Gannett Co. slashed its chief executive's pay package by 60 percent last year, passing along the financial misery that has tormented the largest U.S. newspaper publisher as its stock price and profit shrank amid an industrywide drop in advertising revenue.
CEO Craig Dubow was granted 2008 compensation valued at $3.1 million, based on The Associated Press' analysis of figures Gannett filed with the Securities and Exchange Commission Wednesday. That's down from 2007 compensation of $7.9 million, which included estimates provided by the company of restricted stock and stock options that overstate what they are currently worth.
As big as the decline in Dubow's 2008 pay package was, it still fell short of the 79 percent plunge in Gannett's market value that erased $8 billion in shareholder wealth last year.
The AP calculations include executives' salary, bonus, incentives, perquisites, above-market returns on deferred compensation and the estimated value of stock options and awards granted during the year. It is based on an amended SEC filing that includes changes Gannett made to explain the value of Dubow's stock awards more clearly than the McLean, Va.-based company's initial disclosures on Tuesday.
Gannett, which publishes USA Today and more than 80 smaller daily newspapers, has been scrambling to cope as the recession has exacerbated revenue declines from a years-long shift of advertising from the print medium to less expensive alternatives on the Internet, particularly with classified ads. Gannett's annual ad revenue from publishing fell 21 percent since 2006 to $4.15 billion last year.
Although it's considered to be in better financial shape than many newspaper publishers, Gannett still lost $6.6 billion last year. Most of the loss stemmed from non-cash charges to account for the crumbling value of Gannett's newspapers and the costs of eliminating more than 4,000 jobs last year, or about 10 percent of the company's work force.
Girding for even tougher times ahead, Gannett last month decided to cut its stock dividend for the first time in its history.
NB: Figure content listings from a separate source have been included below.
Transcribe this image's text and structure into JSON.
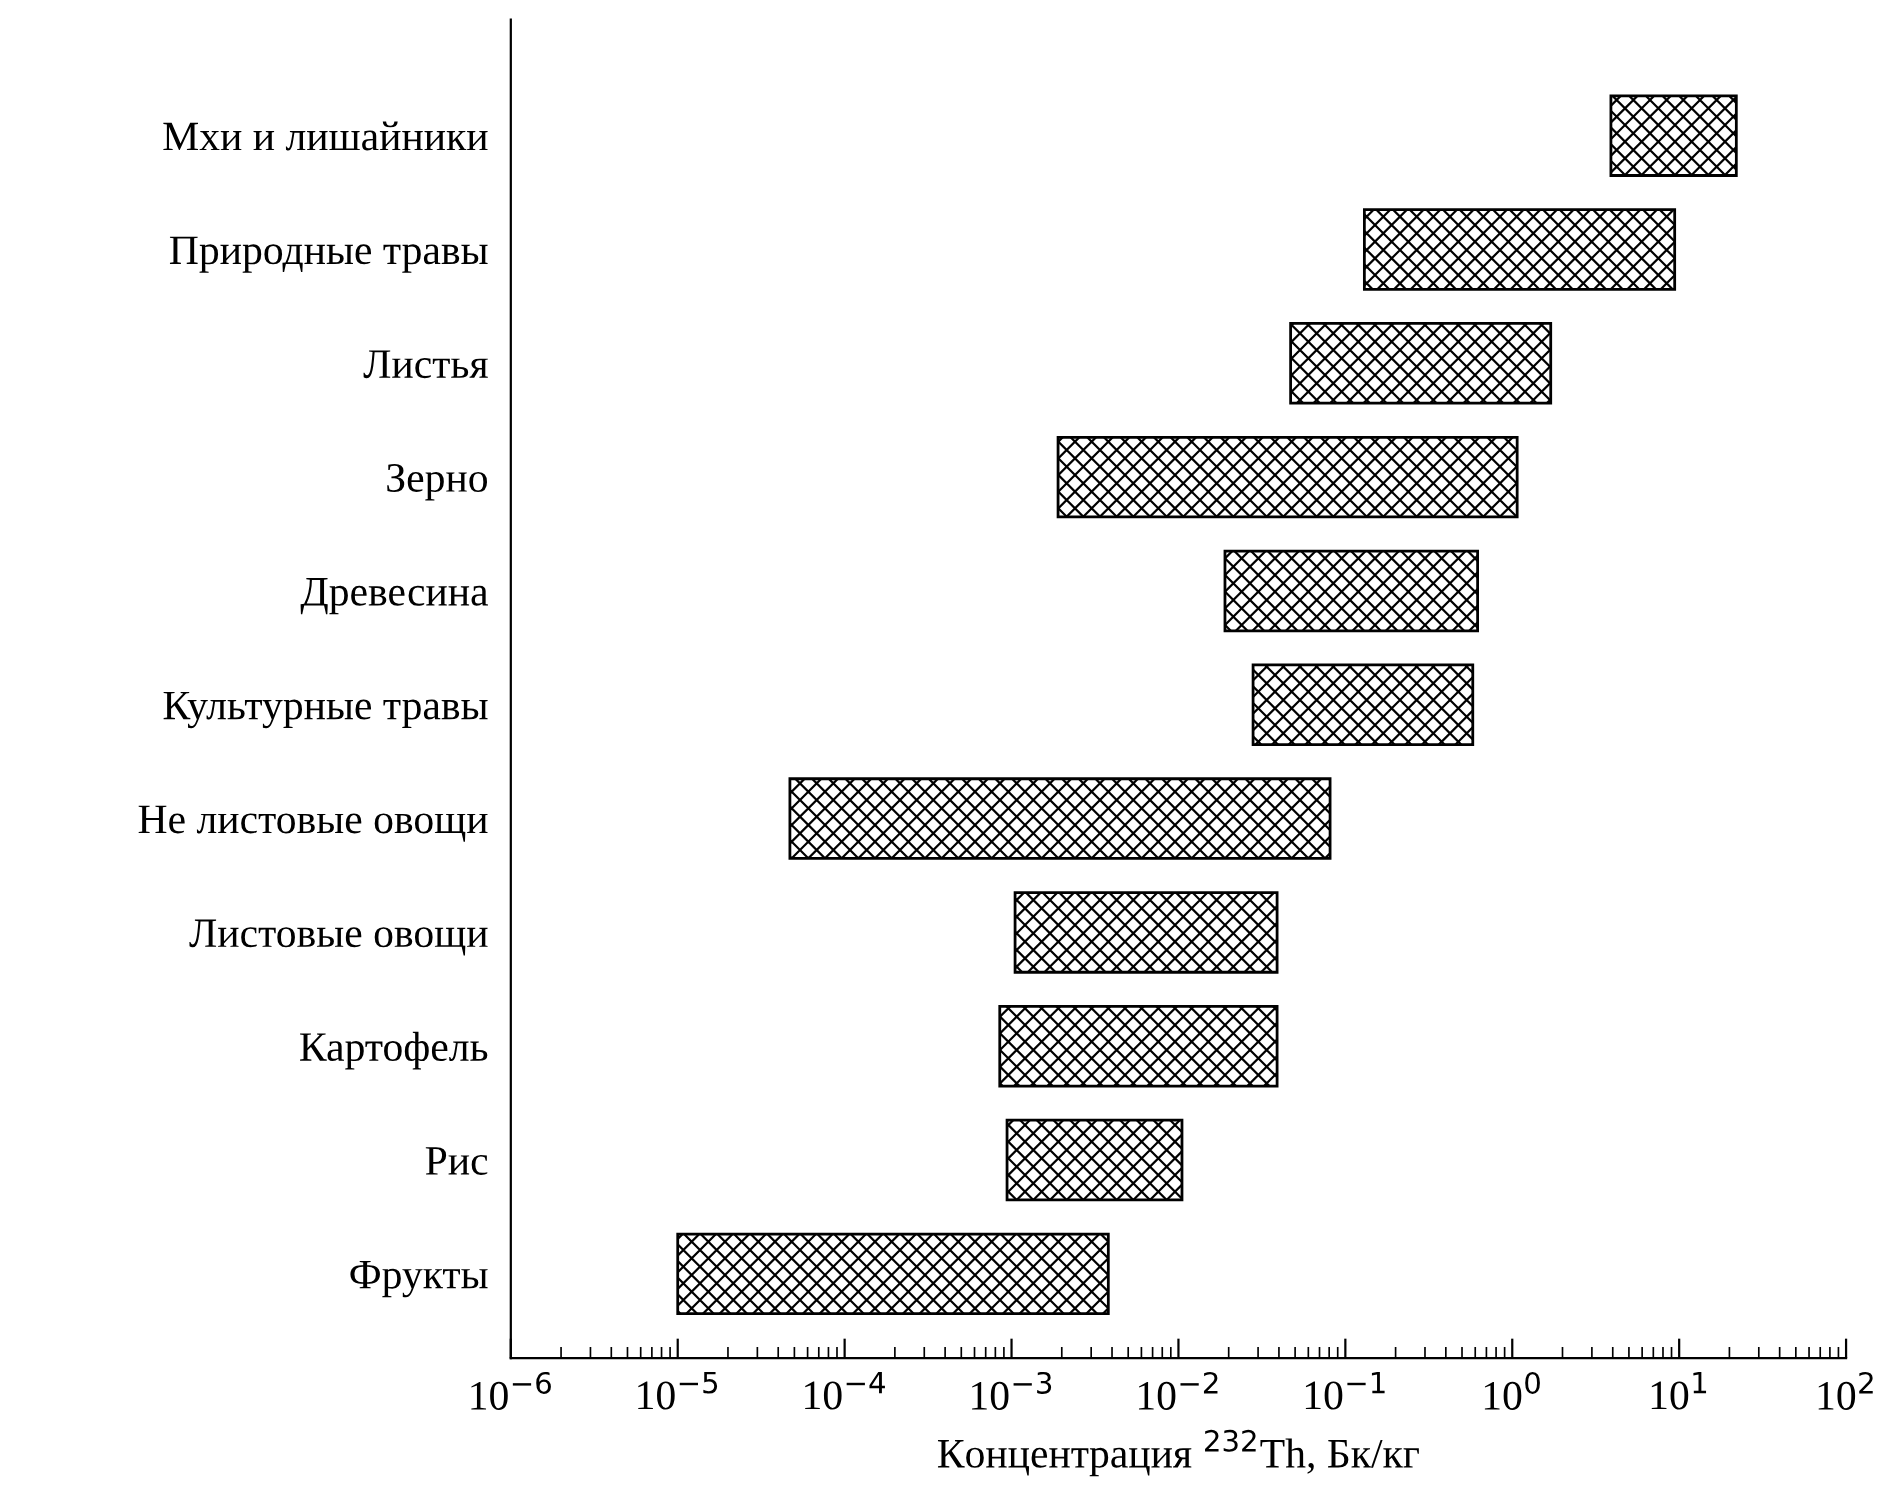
{
  "chart_data": {
    "type": "bar",
    "orientation": "horizontal",
    "log": "x",
    "xlabel": "Концентрация $^{232}$Th, Бк/кг",
    "categories": [
      "Мхи и лишайники",
      "Природные травы",
      "Листья",
      "Зерно",
      "Древесина",
      "Культурные травы",
      "Не листовые овощи",
      "Листовые овощи",
      "Картофель",
      "Рис",
      "Фрукты"
    ],
    "base": [
      3.9,
      0.13,
      0.047,
      0.0019,
      0.019,
      0.028,
      4.7e-05,
      0.00105,
      0.00085,
      0.00094,
      1e-05
    ],
    "values": [
      18.1,
      9.27,
      1.653,
      1.0681,
      0.601,
      0.552,
      0.080953,
      0.03795,
      0.03815,
      0.00956,
      0.00379
    ],
    "color": "#000000",
    "xlim": [
      1e-06,
      100
    ],
    "xticks": [
      {
        "value": 1e-06,
        "label": "10$^{−6}$"
      },
      {
        "value": 1e-05,
        "label": "10$^{−5}$"
      },
      {
        "value": 0.0001,
        "label": "10$^{−4}$"
      },
      {
        "value": 0.001,
        "label": "10$^{−3}$"
      },
      {
        "value": 0.01,
        "label": "10$^{−2}$"
      },
      {
        "value": 0.1,
        "label": "10$^{−1}$"
      },
      {
        "value": 1,
        "label": "10$^{0}$"
      },
      {
        "value": 10,
        "label": "10$^{1}$"
      },
      {
        "value": 100,
        "label": "10$^{2}$"
      }
    ],
    "grid": false,
    "legend": false
  }
}
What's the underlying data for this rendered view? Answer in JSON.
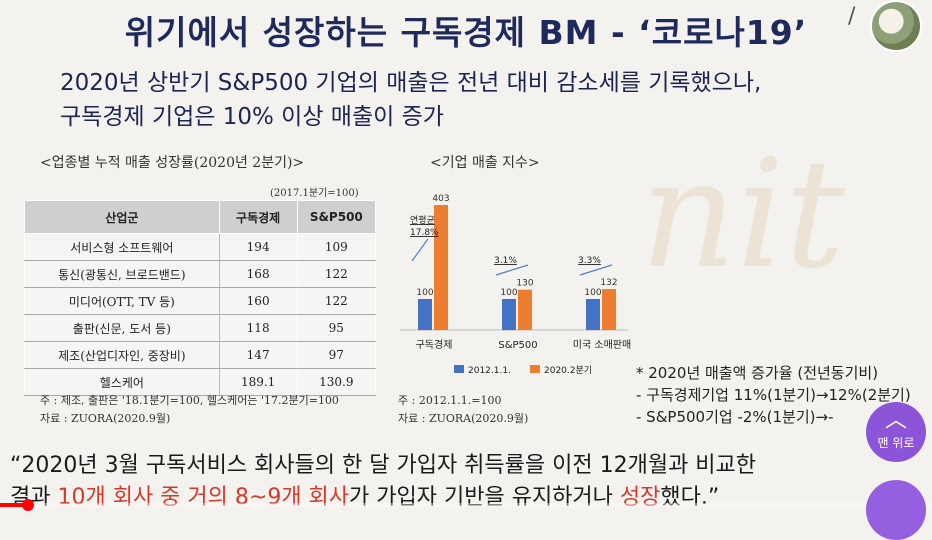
{
  "header": {
    "title": "위기에서 성장하는 구독경제 BM - ‘코로나19’",
    "chevron_glyph": "/"
  },
  "subtitle": {
    "line1": "2020년 상반기 S&P500 기업의 매출은 전년 대비 감소세를 기록했으나,",
    "line2": "구독경제 기업은 10% 이상 매출이 증가"
  },
  "table": {
    "caption": "<업종별 누적 매출 성장률(2020년 2분기)>",
    "note": "(2017.1분기=100)",
    "columns": [
      "산업군",
      "구독경제",
      "S&P500"
    ],
    "rows": [
      [
        "서비스형 소프트웨어",
        "194",
        "109"
      ],
      [
        "통신(광통신, 브로드밴드)",
        "168",
        "122"
      ],
      [
        "미디어(OTT, TV 등)",
        "160",
        "122"
      ],
      [
        "출판(신문, 도서 등)",
        "118",
        "95"
      ],
      [
        "제조(산업디자인, 중장비)",
        "147",
        "97"
      ],
      [
        "헬스케어",
        "189.1",
        "130.9"
      ]
    ],
    "footnote": "주 : 제조, 출판은 '18.1분기=100, 헬스케어는 '17.2분기=100",
    "source": "자료 : ZUORA(2020.9월)"
  },
  "chart": {
    "caption": "<기업 매출 지수>",
    "footnote": "주 : 2012.1.1.=100",
    "source": "자료 : ZUORA(2020.9월)",
    "annotation_label": "연평균",
    "colors": {
      "base": "#4472c4",
      "current": "#ed7d31",
      "arrow": "#4f7fd0"
    }
  },
  "chart_data": {
    "type": "bar",
    "categories": [
      "구독경제",
      "S&P500",
      "미국 소매판매"
    ],
    "series": [
      {
        "name": "2012.1.1.",
        "values": [
          100,
          100,
          100
        ]
      },
      {
        "name": "2020.2분기",
        "values": [
          403,
          130,
          132
        ]
      }
    ],
    "annotations": [
      "17.8%",
      "3.1%",
      "3.3%"
    ],
    "ylim": [
      0,
      403
    ]
  },
  "rates": {
    "title": "* 2020년 매출액 증가율 (전년동기비)",
    "item1": "-   구독경제기업 11%(1분기)→12%(2분기)",
    "item2": "-   S&P500기업 -2%(1분기)→-"
  },
  "quote": {
    "line1": "“2020년 3월 구독서비스 회사들의 한 달 가입자 취득률을 이전 12개월과 비교한",
    "line2_a": "결과 ",
    "line2_b": "10개 회사 중 거의 8~9개 회사",
    "line2_c": "가 가입자 기반을 유지하거나 ",
    "line2_d": "성장",
    "line2_e": "했다.”"
  },
  "player": {
    "progress": 0.03,
    "top_button_label": "맨 위로",
    "top_button_arrow": "︿"
  },
  "watermark": "nit"
}
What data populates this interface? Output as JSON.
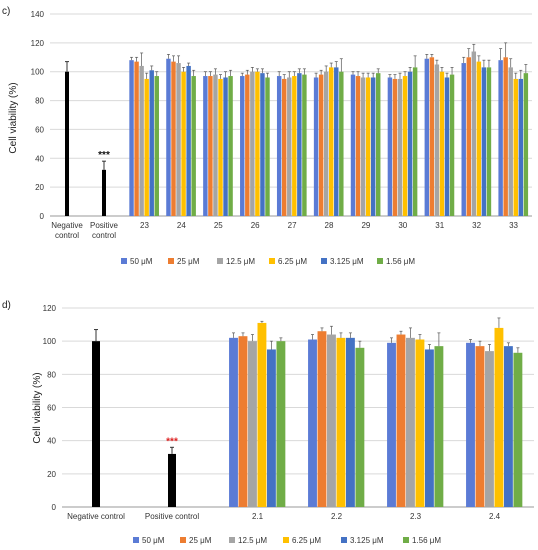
{
  "colors": {
    "grid": "#d9d9d9",
    "axis": "#999999",
    "black": "#000000",
    "series": [
      "#5b7bd5",
      "#ed7d31",
      "#a5a5a5",
      "#ffc000",
      "#4472c4",
      "#70ad47"
    ]
  },
  "chart_data": [
    {
      "type": "bar",
      "panel": "c)",
      "ylabel": "Cell viability (%)",
      "ylim": [
        0,
        140
      ],
      "yticks": [
        0,
        20,
        40,
        60,
        80,
        100,
        120,
        140
      ],
      "grid": true,
      "legend": "bottom",
      "controls": [
        {
          "label": "Negative control",
          "value": 100,
          "error": 7,
          "significance": ""
        },
        {
          "label": "Positive control",
          "value": 32,
          "error": 6,
          "significance": "***"
        }
      ],
      "categories": [
        "23",
        "24",
        "25",
        "26",
        "27",
        "28",
        "29",
        "30",
        "31",
        "32",
        "33"
      ],
      "series": [
        {
          "name": "50 μM",
          "values": [
            108,
            109,
            97,
            97,
            97,
            96,
            98,
            96,
            109,
            106,
            108
          ],
          "errors": [
            2,
            3,
            3,
            2,
            3,
            3,
            2,
            2,
            3,
            4,
            8
          ]
        },
        {
          "name": "25 μM",
          "values": [
            107,
            107,
            97,
            98,
            95,
            98,
            97,
            95,
            110,
            110,
            110
          ],
          "errors": [
            3,
            4,
            3,
            3,
            3,
            3,
            3,
            3,
            2,
            6,
            10
          ]
        },
        {
          "name": "12.5 μM",
          "values": [
            104,
            106,
            98,
            100,
            96,
            100,
            96,
            95,
            105,
            114,
            103
          ],
          "errors": [
            9,
            5,
            4,
            3,
            4,
            4,
            3,
            4,
            3,
            5,
            6
          ]
        },
        {
          "name": "6.25 μM",
          "values": [
            95,
            100,
            95,
            100,
            97,
            103,
            96,
            97,
            100,
            107,
            95
          ],
          "errors": [
            4,
            3,
            3,
            2,
            3,
            3,
            3,
            3,
            3,
            4,
            4
          ]
        },
        {
          "name": "3.125 μM",
          "values": [
            101,
            104,
            96,
            99,
            99,
            103,
            96,
            100,
            96,
            103,
            95
          ],
          "errors": [
            3,
            2,
            4,
            3,
            3,
            4,
            3,
            3,
            3,
            5,
            6
          ]
        },
        {
          "name": "1.56 μM",
          "values": [
            97,
            97,
            97,
            96,
            98,
            100,
            99,
            103,
            98,
            103,
            99
          ],
          "errors": [
            3,
            4,
            4,
            3,
            4,
            9,
            3,
            8,
            5,
            5,
            6
          ]
        }
      ]
    },
    {
      "type": "bar",
      "panel": "d)",
      "ylabel": "Cell viability (%)",
      "ylim": [
        0,
        120
      ],
      "yticks": [
        0,
        20,
        40,
        60,
        80,
        100,
        120
      ],
      "grid": true,
      "legend": "bottom",
      "controls": [
        {
          "label": "Negative control",
          "value": 100,
          "error": 7,
          "significance": ""
        },
        {
          "label": "Positive control",
          "value": 32,
          "error": 4,
          "significance": "***"
        }
      ],
      "categories": [
        "2.1",
        "2.2",
        "2.3",
        "2.4"
      ],
      "series": [
        {
          "name": "50 μM",
          "values": [
            102,
            101,
            99,
            99
          ],
          "errors": [
            3,
            3,
            3,
            2
          ]
        },
        {
          "name": "25 μM",
          "values": [
            103,
            106,
            104,
            97
          ],
          "errors": [
            2,
            2,
            2,
            3
          ]
        },
        {
          "name": "12.5 μM",
          "values": [
            100,
            104,
            102,
            94
          ],
          "errors": [
            4,
            5,
            6,
            4
          ]
        },
        {
          "name": "6.25 μM",
          "values": [
            111,
            102,
            101,
            108
          ],
          "errors": [
            1,
            3,
            3,
            6
          ]
        },
        {
          "name": "3.125 μM",
          "values": [
            95,
            102,
            95,
            97
          ],
          "errors": [
            5,
            3,
            3,
            2
          ]
        },
        {
          "name": "1.56 μM",
          "values": [
            100,
            96,
            97,
            93
          ],
          "errors": [
            2,
            4,
            8,
            3
          ]
        }
      ]
    }
  ]
}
The 90 percent reduction in the quarterly payout will deprive shareholders of about $325 million during the next year.
Beginning this year, the company also has stopped paying for Dubow's home security to save money.
Dubow's 2008 pay consisted mostly of a $1.17 million base salary and a $875,000 bonus.
The salary reflects Dubow's decision to lower his own annual base pay to $1 million in November from $1.2 million, a 17 percent reduction that will remain in effect through 2009. He also is relinquishing another $19,200 this year under a cost-cutting program requiring most of Gannett's U.S. employees to take an unpaid week off before April.
Gannett's board cut Dubow's 2008 bonus in half, to $875,000, after concluding that an even more drastic reduction wouldn't be appropriate because he and his top lieutenants had already been punished by the company's falling stock price.
All of the stock options that Gannett has awarded its top executives during the past eight years wouldn't generate a profit now because their cost to exercise the options is higher than the current value of the stock. The phenomenon, which is affecting more executives and even some rank-and-file workers throughout the country, is known as being "under water."
Dubow's compensation included another 235,000 stock options that were valued at $817,800 when they were awarded in February 2008. The options have an exercise price of $31.75, meaning Gannett's shares will have to rise by about 13-fold for Dubow to have a chance to profit from them. Gannett shares rose 2 cents on Wednesday to $2.46.
In December, Gannett gave Dubow 100,000 shares of restricted stock valued at $132,000.
The company estimated that restricted stock that Dubow received in previous years has plummeted by about $3.5 million, or 87 percent. Dubow hasn't been able to sell his restricted stock because of Gannett's rules requiring its executives to own significant stakes in the company.
Dubow's 2008 compensation package was rounded out by $144,002 to pay for his life insurance, company car, personal use of corporate aircraft, lunches and home security.